The bugle sounded again and I doubled out of the market along with the others. By 3:50, we were lined up in parade formation according to our platoons. The sun scorched us, but we kept at it. Most got the parade moves wrong, prompting insults from the platoon commandant; in my case, I was shouted at for my lack of military enthusiasm. Olodo, otondo, thunder fire you there, white fowl. He ended up pulling aside about thirty good paraders to be trained to represent our platoon at the passing out ceremony. I am not among them. I left to watch my Platoon’s female volleyball team as they practised ahead of their match tomorrow.
Two hours later, my gang of friends and I returned to the market for jollof rice and chicken, coleslaw and fried plantain. Then we ordered cold beer and drank under the shuffling colored lights. It is not an actual bar, but it works for us. Some corps members sang to Davido, but most anxiously awaited their orders or shouted requests at Bentu, the house owner, and the other staff, who alternate roles as chef, cook, cashier and waiter. Men and women squared up, some in romantic postures. Relationships that started here — and will most likely end here, I think.

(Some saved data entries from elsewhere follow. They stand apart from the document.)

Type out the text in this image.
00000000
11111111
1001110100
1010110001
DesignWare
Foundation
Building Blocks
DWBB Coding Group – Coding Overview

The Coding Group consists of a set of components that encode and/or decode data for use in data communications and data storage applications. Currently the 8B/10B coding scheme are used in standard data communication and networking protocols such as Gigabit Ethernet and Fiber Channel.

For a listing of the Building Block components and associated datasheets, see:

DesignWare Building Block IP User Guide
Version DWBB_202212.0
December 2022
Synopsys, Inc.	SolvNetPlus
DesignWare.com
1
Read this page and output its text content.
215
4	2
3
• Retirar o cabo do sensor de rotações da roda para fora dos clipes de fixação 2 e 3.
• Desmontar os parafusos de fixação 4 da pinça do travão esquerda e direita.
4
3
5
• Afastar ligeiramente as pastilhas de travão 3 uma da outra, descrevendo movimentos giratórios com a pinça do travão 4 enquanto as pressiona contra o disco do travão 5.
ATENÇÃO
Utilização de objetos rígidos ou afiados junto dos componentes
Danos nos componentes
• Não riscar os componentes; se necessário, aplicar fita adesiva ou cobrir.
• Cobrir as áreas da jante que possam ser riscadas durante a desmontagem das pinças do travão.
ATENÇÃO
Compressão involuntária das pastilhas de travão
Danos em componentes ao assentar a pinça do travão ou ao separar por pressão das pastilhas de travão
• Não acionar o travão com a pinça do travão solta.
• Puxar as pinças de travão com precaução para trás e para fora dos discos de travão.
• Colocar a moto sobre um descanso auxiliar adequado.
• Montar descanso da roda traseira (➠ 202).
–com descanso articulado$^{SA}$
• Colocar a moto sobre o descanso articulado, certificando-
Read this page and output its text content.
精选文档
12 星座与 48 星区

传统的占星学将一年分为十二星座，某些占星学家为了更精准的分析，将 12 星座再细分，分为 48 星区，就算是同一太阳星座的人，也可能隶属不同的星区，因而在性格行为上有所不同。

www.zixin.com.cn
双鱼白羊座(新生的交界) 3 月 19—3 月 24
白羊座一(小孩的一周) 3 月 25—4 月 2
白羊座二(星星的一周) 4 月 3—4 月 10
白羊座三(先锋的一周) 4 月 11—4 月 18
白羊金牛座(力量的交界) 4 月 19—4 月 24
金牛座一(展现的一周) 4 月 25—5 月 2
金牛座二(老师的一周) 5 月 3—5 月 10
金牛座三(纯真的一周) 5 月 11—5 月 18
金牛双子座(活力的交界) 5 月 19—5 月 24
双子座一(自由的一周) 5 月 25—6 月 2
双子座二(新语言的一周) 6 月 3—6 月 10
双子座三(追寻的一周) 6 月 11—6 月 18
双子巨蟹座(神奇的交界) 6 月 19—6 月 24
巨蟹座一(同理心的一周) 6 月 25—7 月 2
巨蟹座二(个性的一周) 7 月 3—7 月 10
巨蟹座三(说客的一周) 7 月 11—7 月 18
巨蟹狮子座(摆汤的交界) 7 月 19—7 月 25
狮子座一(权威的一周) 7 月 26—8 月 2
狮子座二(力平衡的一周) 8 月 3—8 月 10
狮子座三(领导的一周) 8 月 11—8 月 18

Our nemesis the bugle sounded again, this time summoning us to the pavilion for social activities. “They only blow that thing to break your heart when you are happiest,” I heard someone say. I asked one of the buglers if he enjoys what he does here on camp. “Corper, I tire pass you. I no fit wait make the camp end,” he responded, and we laughed. At the pavilion, three platoons entertained us with an hour of dramatic performances and cultural dance.
We are expected to go to sleep by 10pm, lights out. Several of us are unable to sleep because one guy close to my bunk snores loudly. Forty minutes after lights out, we heard the sounds of whistles and the bugle again. The camp commandant had asked the military instructors to bring us out in the cold to sit on the wet grass. There are fake corps members in the hall, we’re told. Someone has stolen a phone, another defecated in a polythene bag and left it for the cleaners to clear, and many others just didn’t flush. Most of the guys are angry but some still answer him gingerly waa when he calls corper wee. He continued to admonish us, and threatened the culprits with punishment if they are ever caught. Two hours later, after a headcount, he let us go back into the hall.